Are your windows looking foggy and misty? This is a process called Condensation. It is one of the most common household problems in the UK and can affect both period homes or new builds.

Condensation occurs when excessive warm air and humidity levels rise inside your home. When this meets a colder surface, like your windows, it immediately cools and releases a moisture which changes into liquid water.

The form of condensation is usually the sign of poor window quality and insulation. If it is not treated or maintained efficiently, it can cause even more damage. In addition to fogging up your windows, condensation can be quite difficult to clean off.

Different types of condensation can develop unsightly damp and mould which has been linked to many health conditions like asthma and Bronchitis.

It can even cause structural damage, from wall paint peeling, stain marks on walls and ceilings as well as rotting of floors.


There are two different places condensation can occur on your windows. These include the internal pane of glass, the external pane of glass and in between both panes of glass.

If condensation is occurring on the internal pane of glass of your windows unit, this is because the temperature of your glazing is significantly colder compared to inside your room. This is known as the “Dew Point” where the water vapour from the atmosphere changes into water droplets.

The form of condensation on the inside of your glazing can be a sign of poor ventilation and excessive humidity levels. This problem causes moisture to become trapped and encourage unsightly looking mould to grow around windows and wall corners.


Here are some ways on how to reduce window condensation at home


Ventilation is one solution to preventing condensation occurring. If your home has good ventilation, this helps to maintain the air quality inside your home.

One way to improve ventilation is by opening a window in each room. This allows the air to circulate inside and stay at a certain temperature.

When it comes to cooking, make sure you keep the kitchen door shut. This stops the air moisture spreading around the home.


Extractor fans are an effective way of reducing the amount of excess moisture in your room. It is important to use them while cooking in the kitchen, showering in the bathroom and anywhere else that is prone to building up high levels of condensation.

An extractor fan system is a good way to remove damp air before it meets colder surfaces, leaving your windows fog free! The extractor fan design is used to control condensation quietly and efficiently.


Did you know drying clothes inside contributes to condensation? It is important to avoid drying your clothes on radiators or racks as this will increase the damp in your property. To reduce the excess moisture in your home, you’ll need to dry your clothes outside as much as possible.

If the unpredictable British weather puts your mind off, the only other options are to dry your laundry inside with the windows open or to use the tumble dryer with pipe leads all the way outside.


House plants can make all the difference to the air quality inside our home! They naturally absorb humidity and moisture from the air through their leaves and roots. The ideal places to keep them are near a sink or bath because these are naturally humid environments.

If you have them near furniture, the moisture can cause mould growth and other damage. This helps to clean the air in your home by removing our toxins and releasing vapours into the atmosphere.


To control condensation in your home, it is important to maintain a constant low room temperature. A quality central heating system will ensure all the rooms of your house remain at a constant low level in order to reduce condensation.

During winter, the colder temperatures increase levels of excess moisture entering your home. By heating and insulating your home properly will help to prevent damp and mould forming.

A thermostat is used for keeping home heating at a steady temperature consistent in all rooms, including unused rooms. The warmer your home is, the less likely condensation will occur.


There is the risk of damage and health complications with condensation left untreated. If your home is showing signs of condensation, it is important to get it looked at quickly.

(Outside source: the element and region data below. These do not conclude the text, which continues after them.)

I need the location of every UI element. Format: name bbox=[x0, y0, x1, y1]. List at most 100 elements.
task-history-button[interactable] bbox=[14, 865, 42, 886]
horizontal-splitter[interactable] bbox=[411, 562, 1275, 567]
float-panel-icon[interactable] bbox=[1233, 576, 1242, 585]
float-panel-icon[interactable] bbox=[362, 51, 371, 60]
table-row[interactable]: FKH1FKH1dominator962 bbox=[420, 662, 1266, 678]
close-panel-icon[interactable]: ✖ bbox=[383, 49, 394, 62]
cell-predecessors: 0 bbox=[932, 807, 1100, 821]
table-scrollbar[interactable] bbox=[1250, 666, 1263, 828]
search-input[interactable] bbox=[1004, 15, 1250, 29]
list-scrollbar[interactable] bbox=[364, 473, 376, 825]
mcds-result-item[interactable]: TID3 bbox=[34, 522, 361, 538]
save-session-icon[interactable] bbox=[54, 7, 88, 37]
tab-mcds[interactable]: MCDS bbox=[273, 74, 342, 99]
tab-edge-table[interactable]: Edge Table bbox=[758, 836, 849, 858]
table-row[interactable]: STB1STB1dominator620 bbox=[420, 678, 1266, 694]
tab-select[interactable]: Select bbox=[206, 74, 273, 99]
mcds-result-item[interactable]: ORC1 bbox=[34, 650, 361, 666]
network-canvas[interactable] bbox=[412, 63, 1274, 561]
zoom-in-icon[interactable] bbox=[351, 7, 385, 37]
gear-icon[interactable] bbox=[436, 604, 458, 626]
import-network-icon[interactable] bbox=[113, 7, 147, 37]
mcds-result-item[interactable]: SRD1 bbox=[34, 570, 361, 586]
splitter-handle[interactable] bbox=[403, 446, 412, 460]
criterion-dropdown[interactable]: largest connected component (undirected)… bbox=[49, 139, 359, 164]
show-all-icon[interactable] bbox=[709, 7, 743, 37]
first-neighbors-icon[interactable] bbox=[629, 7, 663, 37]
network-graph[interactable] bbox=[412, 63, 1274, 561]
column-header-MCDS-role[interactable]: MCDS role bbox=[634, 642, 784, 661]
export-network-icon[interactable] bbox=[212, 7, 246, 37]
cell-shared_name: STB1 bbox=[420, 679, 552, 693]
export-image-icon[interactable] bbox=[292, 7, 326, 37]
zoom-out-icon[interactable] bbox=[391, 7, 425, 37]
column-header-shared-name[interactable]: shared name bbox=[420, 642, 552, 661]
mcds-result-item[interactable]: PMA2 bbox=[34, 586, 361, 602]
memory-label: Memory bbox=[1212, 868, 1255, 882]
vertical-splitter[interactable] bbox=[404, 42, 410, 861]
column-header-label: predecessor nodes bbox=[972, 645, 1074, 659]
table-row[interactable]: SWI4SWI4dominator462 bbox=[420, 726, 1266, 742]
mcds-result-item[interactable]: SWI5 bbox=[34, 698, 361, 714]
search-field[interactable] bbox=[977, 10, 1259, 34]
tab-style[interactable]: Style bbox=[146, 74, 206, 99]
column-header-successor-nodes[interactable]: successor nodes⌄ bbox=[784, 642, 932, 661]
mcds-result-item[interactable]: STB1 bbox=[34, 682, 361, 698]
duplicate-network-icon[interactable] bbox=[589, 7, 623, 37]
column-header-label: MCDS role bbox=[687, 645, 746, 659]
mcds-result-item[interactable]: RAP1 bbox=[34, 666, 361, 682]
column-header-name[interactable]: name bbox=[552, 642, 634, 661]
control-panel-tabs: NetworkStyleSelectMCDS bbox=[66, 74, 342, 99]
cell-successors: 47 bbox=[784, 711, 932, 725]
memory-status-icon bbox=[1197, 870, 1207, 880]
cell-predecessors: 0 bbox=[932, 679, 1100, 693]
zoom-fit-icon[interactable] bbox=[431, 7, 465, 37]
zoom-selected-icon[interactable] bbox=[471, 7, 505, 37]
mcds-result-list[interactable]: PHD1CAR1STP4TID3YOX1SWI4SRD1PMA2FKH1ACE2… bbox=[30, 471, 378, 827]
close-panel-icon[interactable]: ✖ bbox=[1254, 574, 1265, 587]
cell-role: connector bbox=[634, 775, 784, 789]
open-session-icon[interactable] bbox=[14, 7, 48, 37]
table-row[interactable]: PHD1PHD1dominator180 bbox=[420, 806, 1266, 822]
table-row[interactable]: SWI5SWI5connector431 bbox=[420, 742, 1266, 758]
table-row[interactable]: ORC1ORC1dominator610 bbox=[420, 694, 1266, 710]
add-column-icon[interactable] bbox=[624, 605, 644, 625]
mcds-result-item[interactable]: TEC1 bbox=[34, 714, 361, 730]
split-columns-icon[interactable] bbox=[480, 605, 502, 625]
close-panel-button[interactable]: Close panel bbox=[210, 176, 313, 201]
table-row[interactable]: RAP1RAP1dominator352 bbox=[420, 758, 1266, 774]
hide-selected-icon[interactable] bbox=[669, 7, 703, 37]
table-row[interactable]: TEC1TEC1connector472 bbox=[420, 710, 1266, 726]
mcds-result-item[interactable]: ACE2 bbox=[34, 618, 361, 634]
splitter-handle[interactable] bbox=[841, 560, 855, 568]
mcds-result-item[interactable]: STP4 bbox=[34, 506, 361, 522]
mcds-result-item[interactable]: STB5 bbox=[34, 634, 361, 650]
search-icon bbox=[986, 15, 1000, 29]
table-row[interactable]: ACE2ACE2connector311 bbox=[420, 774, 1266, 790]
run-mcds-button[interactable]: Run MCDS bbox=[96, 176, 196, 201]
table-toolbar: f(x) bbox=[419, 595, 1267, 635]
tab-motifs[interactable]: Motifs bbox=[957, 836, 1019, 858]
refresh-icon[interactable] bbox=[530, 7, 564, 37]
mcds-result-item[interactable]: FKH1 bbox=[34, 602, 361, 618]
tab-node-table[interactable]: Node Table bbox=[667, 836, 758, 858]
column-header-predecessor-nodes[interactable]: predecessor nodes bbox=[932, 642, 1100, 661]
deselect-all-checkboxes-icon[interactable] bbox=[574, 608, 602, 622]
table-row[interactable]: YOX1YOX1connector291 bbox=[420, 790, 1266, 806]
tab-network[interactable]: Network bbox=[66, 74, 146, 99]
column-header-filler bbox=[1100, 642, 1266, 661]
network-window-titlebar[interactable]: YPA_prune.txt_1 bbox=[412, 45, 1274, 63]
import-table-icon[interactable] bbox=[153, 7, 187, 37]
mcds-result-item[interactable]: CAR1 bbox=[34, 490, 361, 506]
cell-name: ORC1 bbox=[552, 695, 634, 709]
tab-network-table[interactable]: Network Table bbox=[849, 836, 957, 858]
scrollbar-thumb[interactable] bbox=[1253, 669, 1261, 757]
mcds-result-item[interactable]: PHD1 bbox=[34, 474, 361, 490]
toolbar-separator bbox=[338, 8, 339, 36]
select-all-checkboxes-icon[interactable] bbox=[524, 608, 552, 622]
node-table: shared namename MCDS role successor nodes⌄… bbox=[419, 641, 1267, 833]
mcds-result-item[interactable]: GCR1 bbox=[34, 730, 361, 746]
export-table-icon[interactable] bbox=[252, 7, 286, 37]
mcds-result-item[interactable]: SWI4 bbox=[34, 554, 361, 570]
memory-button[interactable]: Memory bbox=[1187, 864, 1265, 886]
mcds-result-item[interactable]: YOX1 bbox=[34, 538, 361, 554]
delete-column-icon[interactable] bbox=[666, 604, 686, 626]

Here are the things you need to look out for:

  • Foggy or Steaming windows
  • Wet walls
  • Damp areas
  • Peeling wallpaper/paint
  • Mould growth
  • Musty smell on clothes
  • Black dots on window frames


The longer condensation is left, it will eventually lead to the growth of mould and damp inside your home. This poses a risk of damage to your property and associated health problems.

Damp and mould growth have been linked with many serious health issues such as allergic reactions, respiratory illnesses and digestive problems.

If fragments or spores of mould are inhaled, this can cause symptoms like nasal congestion, wheezing, chest tightness, coughing and throat irritation.


In addition to health problems, condensation can result in damage to property structure and foundations.

If you have allowed the condensation to develop or get worse, mould growth and damp will spread across materials like wallpaper, paint and plaster.

Condensation can cause earth or musty smells from mould growth and dampness. Furniture and wooden window frames can rot, including floors and skirting boards.